The end of the fiscal year is here, and before you file your tax return, make sure you have your t’s and your i’s crossed out to maximize your potential repayment.
There are a number of factors for which ordinary Australians can claim a tax deduction. And, with COVID-19 regulations seeing more people working from home than ever before, it’s crucial that you know exactly what and how much you can claim.
Let’s take a look at how to maximize your tax refund for this new fiscal year.
Australians who have had to work from home due to COVID-19 restrictions in the past fiscal year will remember they could claim more than they previously could for the privilege.
In fact, ABC News noted that in 2019-2020, around 8.5 million Australians claimed nearly $ 19.4 billion in work-related expenses. Spending on working from home increased by 40% during lockdowns related to COVID.
According to the ATO, these additional expenses include:
- “Electricity expenses associated with heating, cooling and lighting the area you work from and using the items you use for work
- Cleaning costs for a dedicated work area
- Telephone and internet charges
- Computer consumables (for example, printer paper and ink) and stationery
- Home office equipment including computers, printers, telephones, furniture and furnishings – you can request either the
- Total cost of items up to $ 300
- Decline in value (depreciation) for items over $ 300. “
Items you cannot claim include general household items like coffee, tea, or milk, child-rearing expenses, expenses your employer reimbursed you for, or any time you spent not working – like lunch breaks. or home schooling hours.
For the 2019-2020 income year, there were three main ways to calculate home office expenses: the shortcut method (80 cents per hour of work) on fixed rate method (52 cents per hour of work) and the actual cost method.
ABC News reports revealed that one million Australians used the shortcut method last year for their work-from-home expenses.

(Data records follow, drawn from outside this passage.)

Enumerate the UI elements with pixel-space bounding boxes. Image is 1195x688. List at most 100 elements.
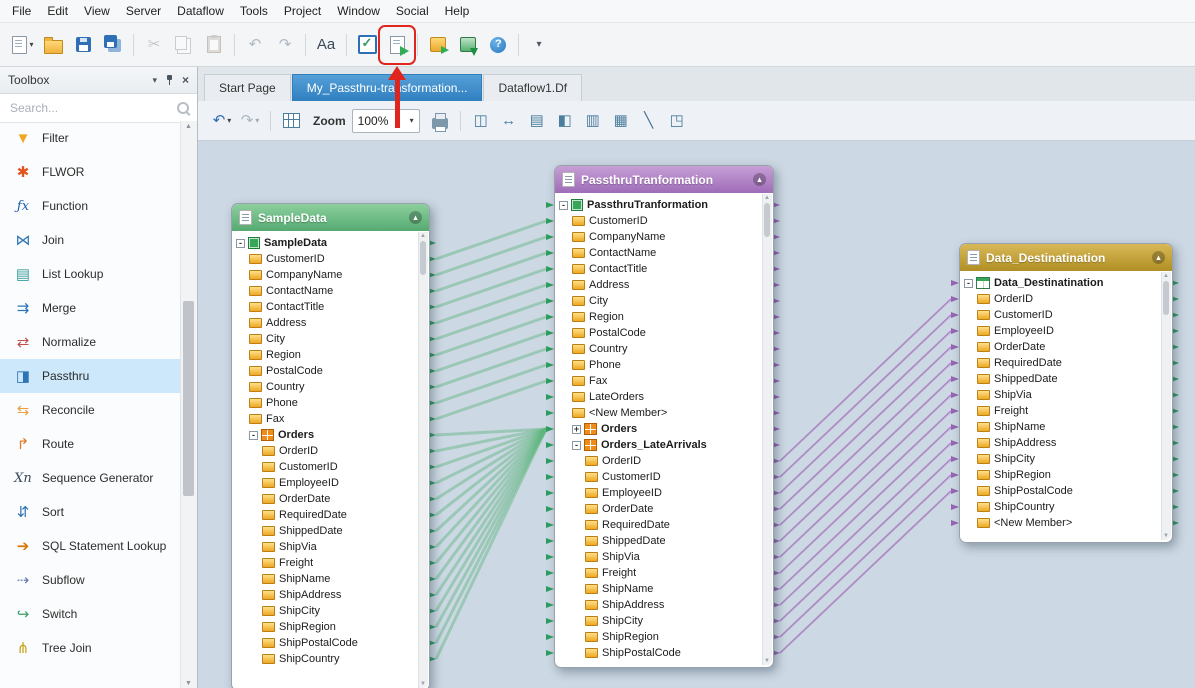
tree-item[interactable]: ShipCountry <box>232 651 418 667</box>
tree-item[interactable]: ShipAddress <box>555 597 762 613</box>
tree-item[interactable]: RequiredDate <box>960 355 1161 371</box>
port-stub[interactable] <box>951 408 959 414</box>
canvas-undo-button[interactable]: ↶▾ <box>209 107 235 135</box>
tree-item[interactable]: EmployeeID <box>232 475 418 491</box>
link-green[interactable] <box>436 269 546 307</box>
open-button[interactable] <box>38 29 68 61</box>
menu-edit[interactable]: Edit <box>39 2 76 20</box>
tree-item[interactable]: -Orders <box>232 427 418 443</box>
link-purple[interactable] <box>780 299 951 461</box>
toolbox-item-subflow[interactable]: ⇢Subflow <box>0 563 181 597</box>
tree-item[interactable]: ShipRegion <box>555 629 762 645</box>
port-stub[interactable] <box>951 520 959 526</box>
node-dest[interactable]: Data_Destinatination▴-Data_Destinatinati… <box>959 243 1173 543</box>
link-green[interactable] <box>436 301 546 339</box>
tree-item[interactable]: OrderID <box>555 453 762 469</box>
link-purple[interactable] <box>780 331 951 493</box>
menu-window[interactable]: Window <box>329 2 388 20</box>
tree-item[interactable]: OrderDate <box>232 491 418 507</box>
tree-item[interactable]: Country <box>555 341 762 357</box>
port-stub[interactable] <box>951 488 959 494</box>
tree-item[interactable]: RequiredDate <box>555 517 762 533</box>
collapse-button[interactable]: ▴ <box>1152 251 1165 264</box>
tree-item[interactable]: ShipRegion <box>960 467 1161 483</box>
tree-item[interactable]: <New Member> <box>960 515 1161 531</box>
tree-item[interactable]: EmployeeID <box>555 485 762 501</box>
search-input[interactable] <box>8 100 177 116</box>
port-stub[interactable] <box>951 440 959 446</box>
menu-tools[interactable]: Tools <box>232 2 276 20</box>
new-button[interactable]: ▾ <box>8 29 38 61</box>
port-stub[interactable] <box>546 394 554 400</box>
link-purple[interactable] <box>780 443 951 605</box>
link-purple[interactable] <box>780 411 951 573</box>
port-stub[interactable] <box>546 586 554 592</box>
port-stub[interactable] <box>546 346 554 352</box>
link-purple[interactable] <box>780 459 951 621</box>
node-passthru[interactable]: PassthruTranformation▴-PassthruTranforma… <box>554 165 774 668</box>
expand-icon[interactable]: + <box>572 425 581 434</box>
port-stub[interactable] <box>546 314 554 320</box>
link-green[interactable] <box>436 349 546 387</box>
link-purple[interactable] <box>780 475 951 637</box>
scrollbar-thumb[interactable] <box>764 203 770 237</box>
port-stub[interactable] <box>546 266 554 272</box>
collapse-icon[interactable]: - <box>964 279 973 288</box>
tree-item[interactable]: -Data_Destinatination <box>960 275 1161 291</box>
tree-item[interactable]: ShipAddress <box>232 587 418 603</box>
collapse-button[interactable]: ▴ <box>753 173 766 186</box>
tree-item[interactable]: OrderID <box>232 443 418 459</box>
tree-item[interactable]: +Orders <box>555 421 762 437</box>
tree-item[interactable]: ShipName <box>555 581 762 597</box>
distribute-vertical-button[interactable]: ▦ <box>608 107 634 135</box>
link-purple[interactable] <box>780 395 951 557</box>
port-stub[interactable] <box>951 504 959 510</box>
tree-item[interactable]: ContactName <box>555 245 762 261</box>
tree-item[interactable]: ShipPostalCode <box>960 483 1161 499</box>
dataflow-canvas[interactable]: SampleData▴-SampleDataCustomerIDCompanyN… <box>198 141 1195 688</box>
port-stub[interactable] <box>951 376 959 382</box>
port-stub[interactable] <box>546 570 554 576</box>
tree-item[interactable]: ContactTitle <box>555 261 762 277</box>
tab-start-page[interactable]: Start Page <box>204 74 291 101</box>
distribute-horizontal-button[interactable]: ▥ <box>580 107 606 135</box>
node-scrollbar[interactable] <box>762 194 772 665</box>
paste-button[interactable] <box>199 29 229 61</box>
tree-item[interactable]: ContactName <box>232 283 418 299</box>
scrollbar-thumb[interactable] <box>420 241 426 275</box>
menu-server[interactable]: Server <box>118 2 169 20</box>
tree-item[interactable]: Fax <box>232 411 418 427</box>
tree-item[interactable]: Phone <box>555 357 762 373</box>
zoom-select[interactable]: 100% ▾ <box>352 109 420 133</box>
port-stub[interactable] <box>546 426 554 432</box>
tree-item[interactable]: PostalCode <box>232 363 418 379</box>
link-green[interactable] <box>436 253 546 291</box>
align-left-button[interactable]: ◧ <box>552 107 578 135</box>
tree-item[interactable]: Fax <box>555 373 762 389</box>
menu-file[interactable]: File <box>4 2 39 20</box>
port-stub[interactable] <box>951 424 959 430</box>
port-stub[interactable] <box>951 328 959 334</box>
port-stub[interactable] <box>546 234 554 240</box>
port-stub[interactable] <box>951 360 959 366</box>
tree-item[interactable]: OrderDate <box>555 501 762 517</box>
tree-item[interactable]: ShipCountry <box>960 499 1161 515</box>
toolbox-item-reconcile[interactable]: ⇆Reconcile <box>0 393 181 427</box>
tree-item[interactable]: Country <box>232 379 418 395</box>
toolbox-item-filter[interactable]: ▼Filter <box>0 121 181 155</box>
scrollbar-thumb[interactable] <box>1163 281 1169 315</box>
tree-item[interactable]: CustomerID <box>555 213 762 229</box>
tree-item[interactable]: ShippedDate <box>232 523 418 539</box>
port-stub[interactable] <box>951 280 959 286</box>
link-green[interactable] <box>436 317 546 355</box>
collapse-button[interactable]: ▴ <box>409 211 422 224</box>
tree-item[interactable]: ShipVia <box>555 549 762 565</box>
toolbox-item-switch[interactable]: ↪Switch <box>0 597 181 631</box>
toolbar-options-button[interactable]: ▾ <box>524 29 554 61</box>
toolbox-item-sequence-generator[interactable]: XnSequence Generator <box>0 461 181 495</box>
node-scrollbar[interactable] <box>418 232 428 688</box>
port-stub[interactable] <box>546 250 554 256</box>
collapse-icon[interactable]: - <box>559 201 568 210</box>
menu-project[interactable]: Project <box>276 2 329 20</box>
tree-item[interactable]: RequiredDate <box>232 507 418 523</box>
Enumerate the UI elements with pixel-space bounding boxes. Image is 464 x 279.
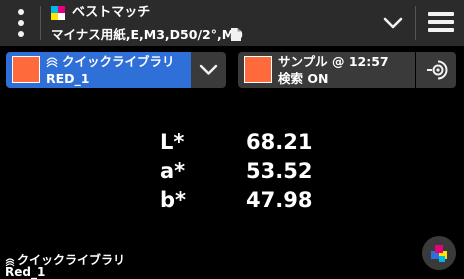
sample-panel[interactable]: サンプル @ 12:57 検索 ON [238, 52, 415, 88]
document-icon[interactable] [231, 28, 241, 41]
library-selector[interactable]: クイックライブラリ RED_1 [6, 52, 191, 88]
a-star-label: a* [160, 159, 186, 183]
top-bar-divider [415, 6, 416, 40]
l-star-label: L* [160, 130, 185, 154]
more-options-icon[interactable] [14, 8, 28, 38]
menu-icon[interactable] [428, 11, 454, 33]
sample-time: サンプル @ 12:57 [278, 54, 389, 69]
b-star-value: 47.98 [246, 188, 313, 212]
search-status: 検索 ON [278, 71, 329, 86]
chevron-down-icon[interactable] [378, 9, 408, 37]
library-color-name: RED_1 [46, 71, 90, 86]
sample-color-swatch [244, 56, 272, 83]
library-icon [46, 57, 58, 68]
library-color-swatch [12, 56, 40, 83]
l-star-value: 68.21 [246, 130, 313, 154]
top-bar-divider [40, 6, 41, 40]
footer-color-name: Red_1 [5, 265, 46, 279]
a-star-value: 53.52 [246, 159, 313, 183]
measure-icon [427, 60, 448, 80]
b-star-label: b* [160, 188, 187, 212]
color-palette-button[interactable] [422, 236, 456, 270]
page-title: ベストマッチ [72, 5, 151, 20]
library-name: クイックライブラリ [62, 54, 175, 69]
cmyk-icon [51, 6, 65, 20]
color-palette-icon [431, 245, 447, 262]
library-dropdown-button[interactable] [191, 52, 226, 88]
chevron-down-icon [199, 64, 218, 75]
measurement-conditions[interactable]: マイナス用紙,E,M3,D50/2°,M0 [51, 26, 243, 44]
measure-button[interactable] [416, 52, 456, 88]
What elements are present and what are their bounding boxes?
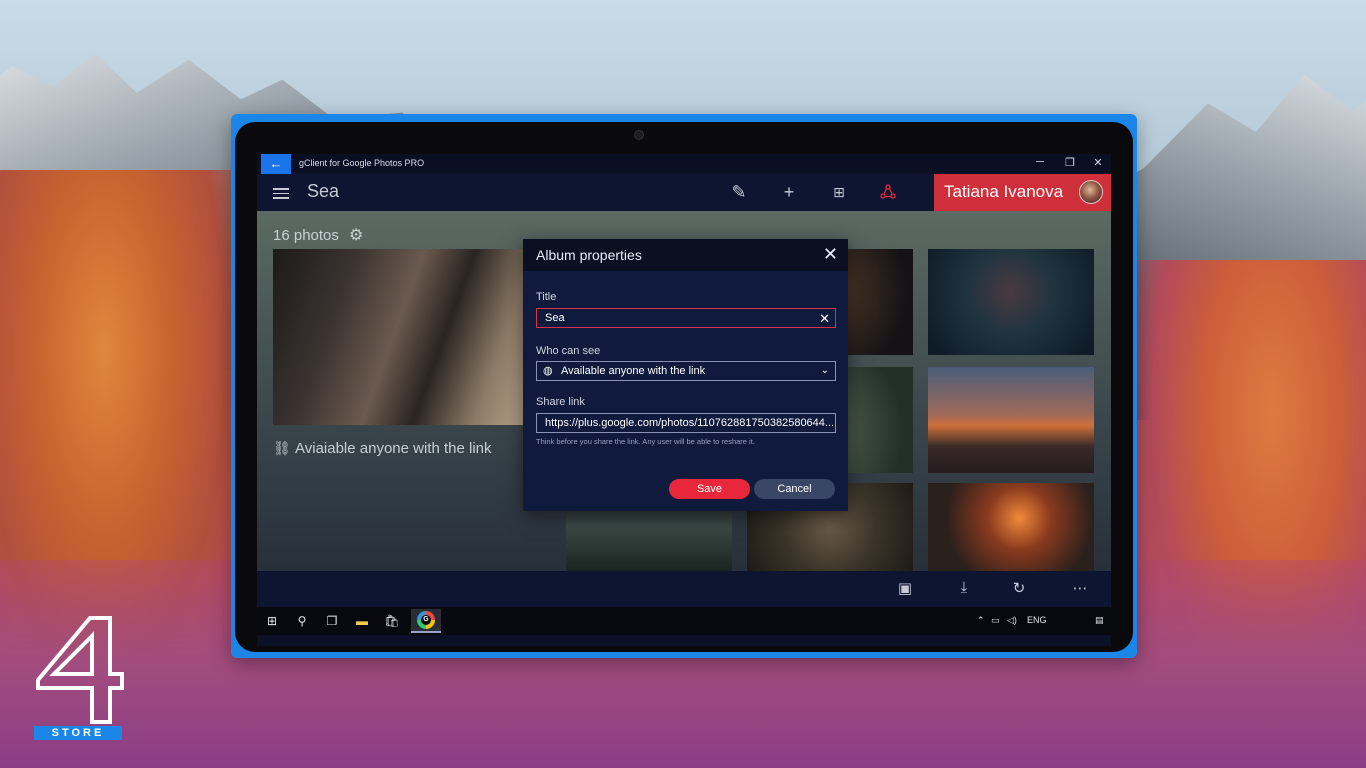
- app-title: gClient for Google Photos PRO: [299, 158, 425, 168]
- more-icon[interactable]: ⋯: [1069, 579, 1091, 597]
- close-icon[interactable]: ✕: [823, 244, 838, 264]
- arrow-left-icon: ←: [269, 156, 283, 171]
- visibility-select[interactable]: ◍ Available anyone with the link ⌄: [536, 361, 836, 381]
- photo-thumbnail[interactable]: [928, 367, 1094, 473]
- window-titlebar: ← gClient for Google Photos PRO ─ ❐ ✕: [257, 154, 1111, 174]
- slideshow-icon[interactable]: ▣: [894, 579, 916, 597]
- refresh-icon[interactable]: ↻: [1008, 579, 1030, 597]
- clear-icon[interactable]: ✕: [819, 310, 830, 328]
- photo-thumbnail[interactable]: [928, 249, 1094, 355]
- hamburger-menu-icon[interactable]: [273, 185, 289, 199]
- back-button[interactable]: ←: [261, 154, 291, 174]
- title-label: Title: [536, 291, 557, 303]
- album-properties-dialog: Album properties ✕ Title Sea ✕ Who can s…: [523, 239, 848, 511]
- who-can-see-label: Who can see: [536, 345, 601, 357]
- cancel-button[interactable]: Cancel: [754, 479, 835, 499]
- grid-icon[interactable]: ⊞: [827, 180, 851, 204]
- gclient-app-icon[interactable]: G: [417, 611, 435, 629]
- title-field[interactable]: Sea ✕: [536, 308, 836, 328]
- user-name: Tatiana Ivanova: [944, 182, 1064, 201]
- title-value: Sea: [545, 312, 565, 324]
- task-view-icon[interactable]: ❐: [323, 612, 341, 630]
- album-cover-photo[interactable]: [273, 249, 547, 425]
- search-icon[interactable]: ⚲: [293, 612, 311, 630]
- close-window-button[interactable]: ✕: [1087, 156, 1109, 169]
- camera-icon: [634, 130, 644, 140]
- visibility-text: Aviaiable anyone with the link: [295, 440, 492, 457]
- avatar: [1079, 180, 1103, 204]
- chevron-up-icon[interactable]: ⌃: [977, 615, 985, 626]
- store-logo: STORE: [30, 614, 126, 746]
- link-icon: ⛓: [273, 440, 291, 456]
- globe-icon: ◍: [543, 365, 553, 377]
- add-icon[interactable]: +: [777, 180, 801, 204]
- tablet-frame: ← gClient for Google Photos PRO ─ ❐ ✕ Se…: [231, 114, 1137, 658]
- gear-icon[interactable]: ⚙: [349, 225, 363, 245]
- visibility-value: Available anyone with the link: [561, 365, 706, 377]
- dialog-title: Album properties: [536, 247, 642, 263]
- app-screen: ← gClient for Google Photos PRO ─ ❐ ✕ Se…: [257, 154, 1111, 646]
- minimize-button[interactable]: ─: [1029, 156, 1051, 168]
- share-icon[interactable]: [876, 180, 900, 204]
- share-link-field[interactable]: https://plus.google.com/photos/110762881…: [536, 413, 836, 433]
- tablet-bezel: ← gClient for Google Photos PRO ─ ❐ ✕ Se…: [235, 122, 1133, 652]
- share-hint: Think before you share the link. Any use…: [536, 437, 755, 446]
- store-icon[interactable]: 🛍: [383, 612, 401, 630]
- dialog-header: Album properties ✕: [523, 239, 848, 271]
- photo-thumbnail[interactable]: [928, 483, 1094, 571]
- notification-icon[interactable]: ▤: [1095, 615, 1104, 626]
- download-icon[interactable]: ⤓: [953, 579, 975, 596]
- save-button[interactable]: Save: [669, 479, 750, 499]
- logo-text: STORE: [34, 726, 122, 740]
- edit-icon[interactable]: ✎: [727, 180, 751, 204]
- album-title: Sea: [307, 181, 340, 201]
- user-profile-button[interactable]: Tatiana Ivanova: [934, 174, 1111, 211]
- photos-count: 16 photos: [273, 227, 339, 244]
- windows-start-icon[interactable]: ⊞: [263, 612, 281, 630]
- share-link-label: Share link: [536, 396, 585, 408]
- network-icon[interactable]: ▭: [991, 615, 1000, 626]
- restore-button[interactable]: ❐: [1059, 156, 1081, 169]
- language-indicator[interactable]: ENG: [1027, 615, 1047, 625]
- bottom-command-bar: ▣ ⤓ ↻ ⋯: [257, 571, 1111, 607]
- chevron-down-icon: ⌄: [820, 365, 829, 376]
- app-bar: Sea ✎ + ⊞ Tatiana Ivanova: [257, 174, 1111, 211]
- windows-taskbar: ⊞ ⚲ ❐ ▬ 🛍 G ⌃ ▭ ◁) ENG ▤: [257, 607, 1111, 635]
- file-explorer-icon[interactable]: ▬: [353, 612, 371, 630]
- volume-icon[interactable]: ◁): [1007, 615, 1017, 626]
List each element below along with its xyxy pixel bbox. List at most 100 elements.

However, according to Ashley Debenham of ETax Accountants, if a person works from home three days a week, they can earn an average of $ 580 using the flat rate method, as they will need to have “a dedicated workspace or office at home” to claim it
Comparatively, the shortcut method may be suitable for those who work from home more occasionally. This is because this method requires less meticulous record keeping of house costs, as well as timesheets, lists or documents showing the hours you worked.
Work expenses also go beyond the new world of working from home that we have all had to get used to. Here are some of the common work-related expenses for which Australians may consider claiming a deduction:
- Vehicle and travel expenses – personal vehicle, carpooling, flights and public transport
- Clothing, laundry and dry cleaning costs – must belong to categories of clothing specific to the profession or protection, as well as non-compulsory, compulsory or registered uniforms.
- Self-education costs – Course and tuition fees, home office fees, etc.
- Tools, equipment and other assets – computers, software, hand tools, safety equipment, etc.
- Other expenses – Books, periodicals and digital information, telephone and Internet expenses, income protection, overtime meals and more.
There is a range of expenses that Australians may be eligible to deduct, so it’s worth doing your research and reviewing the complete list on the ATO website.
Great personal contributions
Another area where you can claim deductions is personal super contributions made before July 1, 2021.
Personal contributions are separate from those paid by your employer, including the mandatory super guarantee, wage sacrifice and super employer contributions to be declared. Instead, it refers to the personal contributions made to your super fund from your after-tax income.
Keep in mind that you must adhere to the age restrictions and that you must provide your super fund with a “notice of intention to claim or modify a deduction for personal contributions” (NAT 71121) then receive an acknowledgment of receipt from your fund. If you qualify, on your tax return you can claim a deduction for contribution shown on the notice of intention.
If you’ve never made great personal contributions, this is worth keeping in mind as it can offer some benefits:
- Boost your super With compound interest, any extra funds you add to your super balance outside of the standard super guarantee amount can make a big difference in your final retirement balance.
- Government premium – If you make after-tax contributions and your income is less than $ 54,837, you may be eligible for the government to make co-contributions of up to $ 500 per year. Keep in mind that you may not be eligible for co-contributions on any amount claimed as a tax deduction.